Your Competition has Grown

Last night, I dropped by my local Office Max store to pick up my annual copies of Turbo Tax.  As much as I hate taxes, I have actually found TT to make preparation more enjoyable and have used the program for nearly a decade.

When I checked out, I had another encounter with yet another competitor for banking services.  This was a coupon I received for, an online lending source for small business loans.  As a bonus the borrower would also get a gift card to Office Depot!

I decided to do a quick internet search on the company and came up with other business lenders like LendingClub, CanCapital, Kabbage, OnDeck, and others.  Some of these offer funds in as little as three days from application.  Now, I don’t know if these companies are good or bad.  I assume they have a market niche they fill.  Three days for funding is also quite short and I am sure this is some sort of credit scored decided product that anyone with a 6th grade education could read an approval or denial.  They probably deal with a short term cash need for a relatively easy credit, something that we do not handle at our company.  They are a lending source that competes against your business department.

Another good example is the Starbucks Card.  My wife has a gold one and she will continue to refill it when it gets low.  Those funds that sit on that card are funds that could be sitting in a deposit account in your institution and a few years ago they did.  I imagine if you added up all the funds held by Starbucks it would exceed the deposits of many of your institutions.

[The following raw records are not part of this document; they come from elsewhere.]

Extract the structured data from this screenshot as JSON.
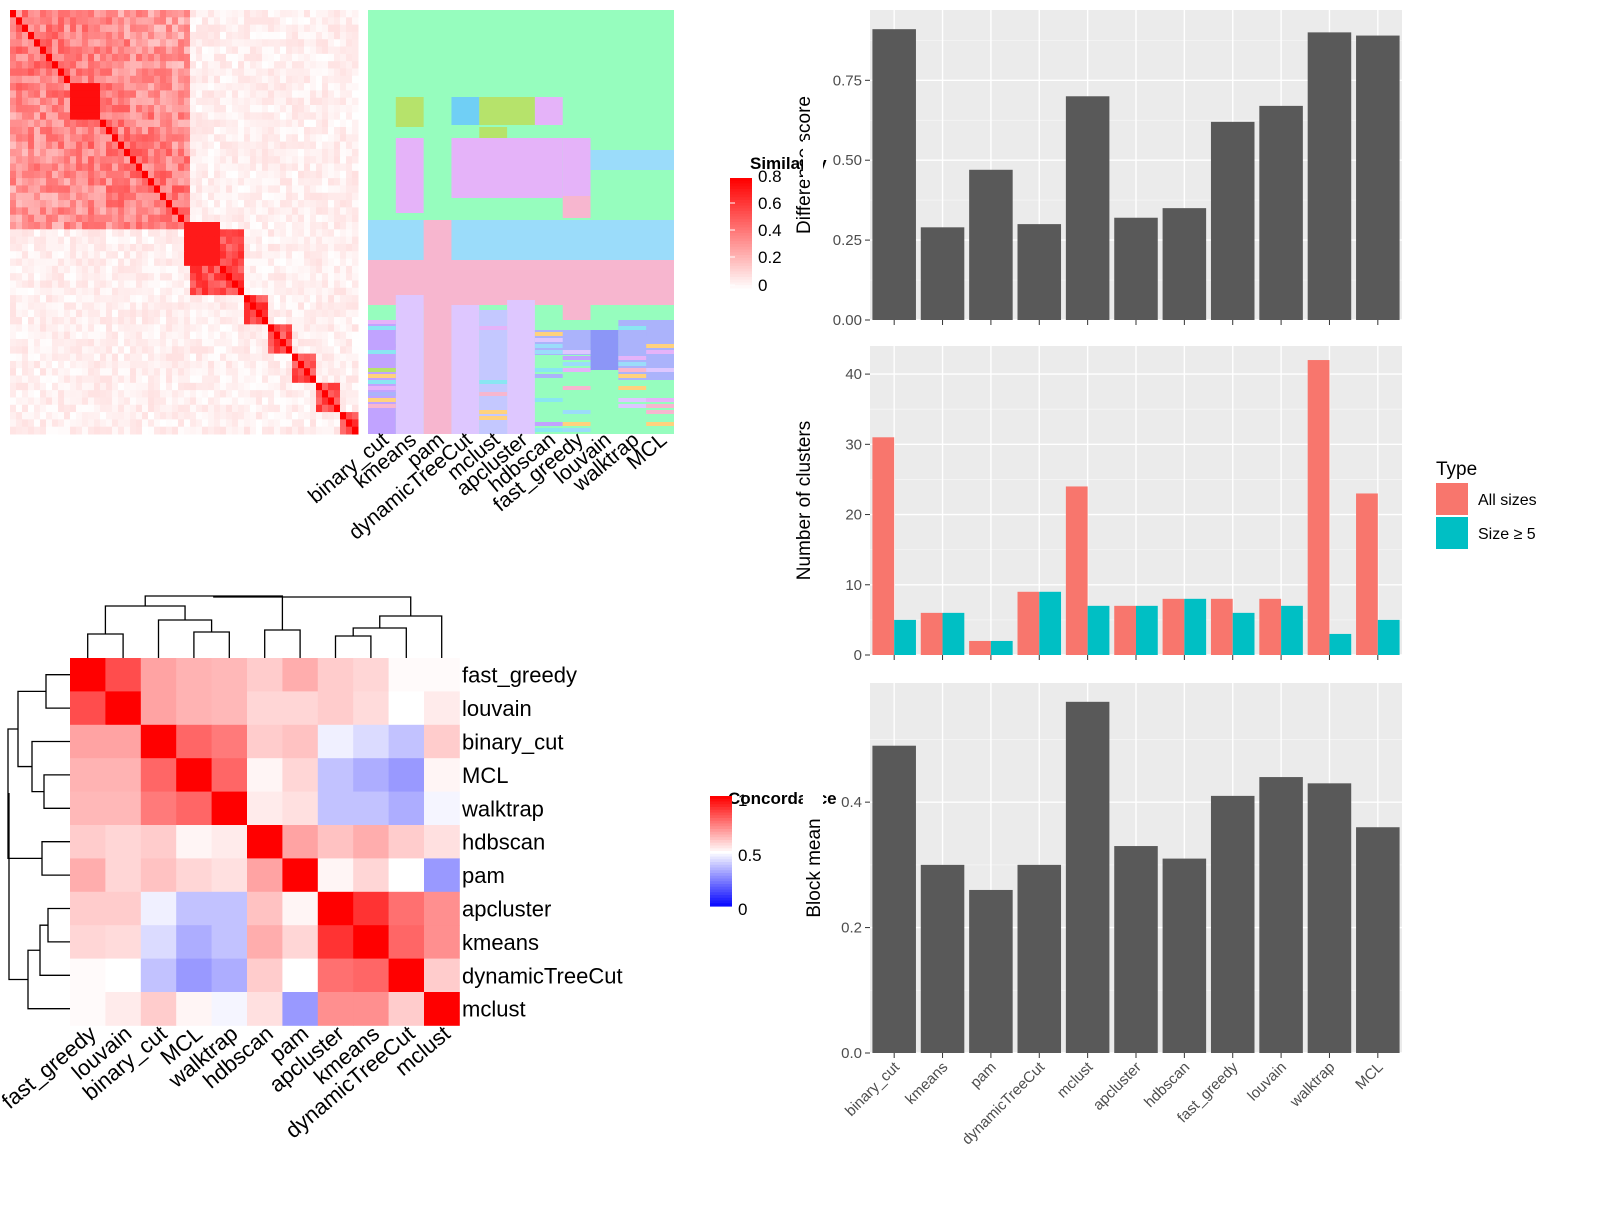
{
  "colors": {
    "panel_bg": "#EBEBEB",
    "grid_major": "#FFFFFF",
    "bar_dark": "#595959",
    "all_sizes": "#F8766D",
    "size_ge5": "#00BFC4",
    "heat_high": "#FF0000",
    "heat_low": "#0000FF"
  },
  "similarity_heatmap": {
    "legend_title": "Similarity",
    "legend_ticks": [
      "0.8",
      "0.6",
      "0.4",
      "0.2",
      "0"
    ],
    "column_labels": [
      "binary_cut",
      "kmeans",
      "pam",
      "dynamicTreeCut",
      "mclust",
      "apcluster",
      "hdbscan",
      "fast_greedy",
      "louvain",
      "walktrap",
      "MCL"
    ]
  },
  "concordance_heatmap": {
    "legend_title": "Concordance",
    "legend_ticks": [
      "1",
      "0.5",
      "0"
    ],
    "row_labels": [
      "fast_greedy",
      "louvain",
      "binary_cut",
      "MCL",
      "walktrap",
      "hdbscan",
      "pam",
      "apcluster",
      "kmeans",
      "dynamicTreeCut",
      "mclust"
    ],
    "column_labels": [
      "fast_greedy",
      "louvain",
      "binary_cut",
      "MCL",
      "walktrap",
      "hdbscan",
      "pam",
      "apcluster",
      "kmeans",
      "dynamicTreeCut",
      "mclust"
    ],
    "matrix": [
      [
        1.0,
        0.85,
        0.68,
        0.65,
        0.64,
        0.6,
        0.66,
        0.6,
        0.58,
        0.51,
        0.51
      ],
      [
        0.85,
        1.0,
        0.68,
        0.65,
        0.64,
        0.58,
        0.58,
        0.6,
        0.57,
        0.5,
        0.54
      ],
      [
        0.68,
        0.68,
        1.0,
        0.8,
        0.76,
        0.6,
        0.62,
        0.47,
        0.43,
        0.38,
        0.6
      ],
      [
        0.65,
        0.65,
        0.8,
        1.0,
        0.8,
        0.52,
        0.58,
        0.38,
        0.34,
        0.3,
        0.52
      ],
      [
        0.64,
        0.64,
        0.76,
        0.8,
        1.0,
        0.54,
        0.56,
        0.38,
        0.38,
        0.34,
        0.48
      ],
      [
        0.6,
        0.58,
        0.6,
        0.52,
        0.54,
        1.0,
        0.68,
        0.62,
        0.66,
        0.6,
        0.56
      ],
      [
        0.66,
        0.58,
        0.62,
        0.58,
        0.56,
        0.68,
        1.0,
        0.52,
        0.58,
        0.5,
        0.3
      ],
      [
        0.6,
        0.6,
        0.47,
        0.38,
        0.38,
        0.62,
        0.52,
        1.0,
        0.9,
        0.78,
        0.72
      ],
      [
        0.58,
        0.57,
        0.43,
        0.34,
        0.38,
        0.66,
        0.58,
        0.9,
        1.0,
        0.8,
        0.72
      ],
      [
        0.51,
        0.5,
        0.38,
        0.3,
        0.34,
        0.6,
        0.5,
        0.78,
        0.8,
        1.0,
        0.6
      ],
      [
        0.51,
        0.54,
        0.6,
        0.52,
        0.48,
        0.56,
        0.3,
        0.72,
        0.72,
        0.6,
        1.0
      ]
    ]
  },
  "chart_data": [
    {
      "type": "bar",
      "ylabel": "Difference score",
      "categories": [
        "binary_cut",
        "kmeans",
        "pam",
        "dynamicTreeCut",
        "mclust",
        "apcluster",
        "hdbscan",
        "fast_greedy",
        "louvain",
        "walktrap",
        "MCL"
      ],
      "values": [
        0.91,
        0.29,
        0.47,
        0.3,
        0.7,
        0.32,
        0.35,
        0.62,
        0.67,
        0.9,
        0.89
      ],
      "yticks": [
        "0.00",
        "0.25",
        "0.50",
        "0.75"
      ],
      "ylim": [
        0,
        0.97
      ]
    },
    {
      "type": "bar",
      "ylabel": "Number of clusters",
      "categories": [
        "binary_cut",
        "kmeans",
        "pam",
        "dynamicTreeCut",
        "mclust",
        "apcluster",
        "hdbscan",
        "fast_greedy",
        "louvain",
        "walktrap",
        "MCL"
      ],
      "series": [
        {
          "name": "All sizes",
          "values": [
            31,
            6,
            2,
            9,
            24,
            7,
            8,
            8,
            8,
            42,
            23
          ]
        },
        {
          "name": "Size ≥ 5",
          "values": [
            5,
            6,
            2,
            9,
            7,
            7,
            8,
            6,
            7,
            3,
            5
          ]
        }
      ],
      "yticks": [
        "0",
        "10",
        "20",
        "30",
        "40"
      ],
      "ylim": [
        0,
        44
      ],
      "legend": {
        "title": "Type",
        "position": "right"
      }
    },
    {
      "type": "bar",
      "ylabel": "Block mean",
      "categories": [
        "binary_cut",
        "kmeans",
        "pam",
        "dynamicTreeCut",
        "mclust",
        "apcluster",
        "hdbscan",
        "fast_greedy",
        "louvain",
        "walktrap",
        "MCL"
      ],
      "values": [
        0.49,
        0.3,
        0.26,
        0.3,
        0.56,
        0.33,
        0.31,
        0.41,
        0.44,
        0.43,
        0.36
      ],
      "yticks": [
        "0.0",
        "0.2",
        "0.4"
      ],
      "ylim": [
        0,
        0.59
      ]
    }
  ]
}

Facebook announced it was working on a way where you could send cash to another person.  In a way, Facebook is becoming a bank.  Wal Mart also has made big moves into the banking field.

Thirty years ago none of these bank competitors—RapidAdvance, Starbucks, Facebook or Wal Mart—did not exist.  The competition for deposits and loans was typically between credit unions and banks in a community.  Rates could be set over meetings on the golf course.  People adjusted their schedule to fit into the 9-3 hours of the institution.  Businesses owners adjusted their schedule in order to fit into that of where their accounts were.

The problem we have today is too many financial professionals fail to realize that their competition for deposits and loans has grown much larger than just the other banks and credit unions in their community.  Now not only does the competition extend throughout the country, it also encompasses firms that are not primarily financial in nature.  The delivery method has greatly changed as people may be just as comfortable using LendingTree or Quicken Rocket Mortgage to get a home mortgage than they are in stopping in your firm and setting down with a mortgage officer.

It forces people in the finance industry to develop strong relationships where the customer thinks of going to you first, instead of dropping by the bank section of Wal Mart or clicking on a website that is not yours.  It will require innovative methods to find solutions to their needs.  The finance professional who wins will also be one that can also suggest new ideas that make the customer better and more profitable.

In the end it is about delivering value so the customer knows he is better by being with you than he is by clicking the mouse to select some online lender or dropping by his local retailer who happens to also offer financing.  It is important to be aware that your field of competition is growing wider; this forces you to be better.